Le film démarre de manière intrigante. Un concert commence. Une spectatrice se trompe de place et en croise une autre. Elle finit par s’installer quelques rangs au-dessus, mais n’arrêtera pas de fixer la nuque de l’autre spectatrice. C’est plutôt bien filmé car tout semble se passer de manière hasardeuse. De manière incidente et presque accidentelle, on a assisté à la naissance d’un coup de foudre. Par un simple coup d’oeil (« love at first sight »), Fleur a « reconnu » Julian comme si elle l’avait déjà connue, comme si elle l’avait toujours connue, dans une vie antérieure. Après le générique, selon une brutale ellipse, les deux femmes sont ensemble et partagent déjà une intimité de couple.
Fleur et Julian sont inséparables et conçoivent un projet fou, voyager et se marier dans tous les pays où le mariage entre femmes est légalement autorisé.
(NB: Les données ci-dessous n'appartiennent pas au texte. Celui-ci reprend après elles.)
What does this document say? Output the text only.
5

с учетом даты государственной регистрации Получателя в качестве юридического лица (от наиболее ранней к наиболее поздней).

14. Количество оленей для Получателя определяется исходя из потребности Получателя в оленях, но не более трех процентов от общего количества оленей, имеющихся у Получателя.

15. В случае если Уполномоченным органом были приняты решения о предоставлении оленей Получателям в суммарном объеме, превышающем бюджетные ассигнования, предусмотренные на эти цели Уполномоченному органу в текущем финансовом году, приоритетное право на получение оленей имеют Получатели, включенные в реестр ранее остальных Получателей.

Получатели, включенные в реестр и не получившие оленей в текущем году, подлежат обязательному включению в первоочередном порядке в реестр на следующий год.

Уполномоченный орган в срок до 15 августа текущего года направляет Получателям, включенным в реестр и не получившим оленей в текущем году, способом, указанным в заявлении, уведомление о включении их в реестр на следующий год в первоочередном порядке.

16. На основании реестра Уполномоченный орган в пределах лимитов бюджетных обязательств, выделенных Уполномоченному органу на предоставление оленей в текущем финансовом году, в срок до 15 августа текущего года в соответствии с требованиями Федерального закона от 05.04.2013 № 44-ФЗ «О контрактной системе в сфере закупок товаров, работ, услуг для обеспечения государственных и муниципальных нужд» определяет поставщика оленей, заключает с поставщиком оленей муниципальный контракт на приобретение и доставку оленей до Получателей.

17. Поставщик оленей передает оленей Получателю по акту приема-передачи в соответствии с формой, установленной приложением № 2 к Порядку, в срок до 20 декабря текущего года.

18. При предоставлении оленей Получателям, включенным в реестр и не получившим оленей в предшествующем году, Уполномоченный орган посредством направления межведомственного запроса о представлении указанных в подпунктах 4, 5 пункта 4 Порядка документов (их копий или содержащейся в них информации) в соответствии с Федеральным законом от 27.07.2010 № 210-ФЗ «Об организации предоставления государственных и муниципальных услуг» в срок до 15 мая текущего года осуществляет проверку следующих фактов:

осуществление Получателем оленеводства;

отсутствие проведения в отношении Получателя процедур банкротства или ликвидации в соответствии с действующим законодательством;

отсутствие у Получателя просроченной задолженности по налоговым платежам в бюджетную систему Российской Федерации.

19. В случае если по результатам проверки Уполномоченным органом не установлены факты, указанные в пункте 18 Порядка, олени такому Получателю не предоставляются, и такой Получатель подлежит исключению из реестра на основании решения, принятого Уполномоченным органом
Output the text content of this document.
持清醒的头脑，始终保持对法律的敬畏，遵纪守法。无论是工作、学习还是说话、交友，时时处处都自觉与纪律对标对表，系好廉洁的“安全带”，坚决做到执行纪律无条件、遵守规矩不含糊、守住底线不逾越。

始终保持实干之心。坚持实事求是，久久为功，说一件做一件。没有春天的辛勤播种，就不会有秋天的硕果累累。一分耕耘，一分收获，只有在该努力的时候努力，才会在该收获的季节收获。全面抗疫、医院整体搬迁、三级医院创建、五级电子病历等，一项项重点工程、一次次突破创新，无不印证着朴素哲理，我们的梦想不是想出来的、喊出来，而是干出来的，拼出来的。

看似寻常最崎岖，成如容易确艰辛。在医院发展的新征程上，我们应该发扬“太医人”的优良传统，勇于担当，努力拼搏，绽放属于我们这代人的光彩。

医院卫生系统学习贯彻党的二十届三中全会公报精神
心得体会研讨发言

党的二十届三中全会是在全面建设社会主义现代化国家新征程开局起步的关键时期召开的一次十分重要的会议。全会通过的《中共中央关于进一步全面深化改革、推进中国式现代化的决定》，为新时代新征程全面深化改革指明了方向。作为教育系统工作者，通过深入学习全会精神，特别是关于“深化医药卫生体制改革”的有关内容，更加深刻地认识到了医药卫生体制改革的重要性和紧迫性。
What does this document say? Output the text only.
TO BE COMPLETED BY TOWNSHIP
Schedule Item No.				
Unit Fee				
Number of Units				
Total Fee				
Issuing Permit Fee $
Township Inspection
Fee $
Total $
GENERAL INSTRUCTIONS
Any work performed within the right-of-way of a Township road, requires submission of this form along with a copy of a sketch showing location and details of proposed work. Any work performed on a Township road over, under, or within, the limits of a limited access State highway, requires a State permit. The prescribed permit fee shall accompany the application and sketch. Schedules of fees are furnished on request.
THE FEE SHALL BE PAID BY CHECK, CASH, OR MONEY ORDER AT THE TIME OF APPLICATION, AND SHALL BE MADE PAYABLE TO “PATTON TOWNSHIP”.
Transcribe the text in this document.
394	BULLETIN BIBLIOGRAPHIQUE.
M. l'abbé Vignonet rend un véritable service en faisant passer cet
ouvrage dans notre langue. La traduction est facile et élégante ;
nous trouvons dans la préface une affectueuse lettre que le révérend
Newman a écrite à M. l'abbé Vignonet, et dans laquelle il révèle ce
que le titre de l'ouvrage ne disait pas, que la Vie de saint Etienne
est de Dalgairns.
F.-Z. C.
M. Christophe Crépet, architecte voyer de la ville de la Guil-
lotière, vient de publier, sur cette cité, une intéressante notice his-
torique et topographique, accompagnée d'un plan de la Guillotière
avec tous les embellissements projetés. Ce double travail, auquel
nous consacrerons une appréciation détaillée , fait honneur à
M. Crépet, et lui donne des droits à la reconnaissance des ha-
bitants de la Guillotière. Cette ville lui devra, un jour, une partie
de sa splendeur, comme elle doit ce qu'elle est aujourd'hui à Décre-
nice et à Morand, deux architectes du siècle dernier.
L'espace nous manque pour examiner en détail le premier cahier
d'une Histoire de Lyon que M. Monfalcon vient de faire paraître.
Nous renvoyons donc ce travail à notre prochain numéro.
Elles se filment souvent l’une l’autre grâce aux petites caméras vidéos qui ont envahi notre quotidien et servent à emmagasiner des souvenirs provisoires d’un quotidien éphémère. Arrivés à ce point du film, même les plus grands partisans du mariage pour tous peuvent légitimement se demander où se trouve en fait le cinéma.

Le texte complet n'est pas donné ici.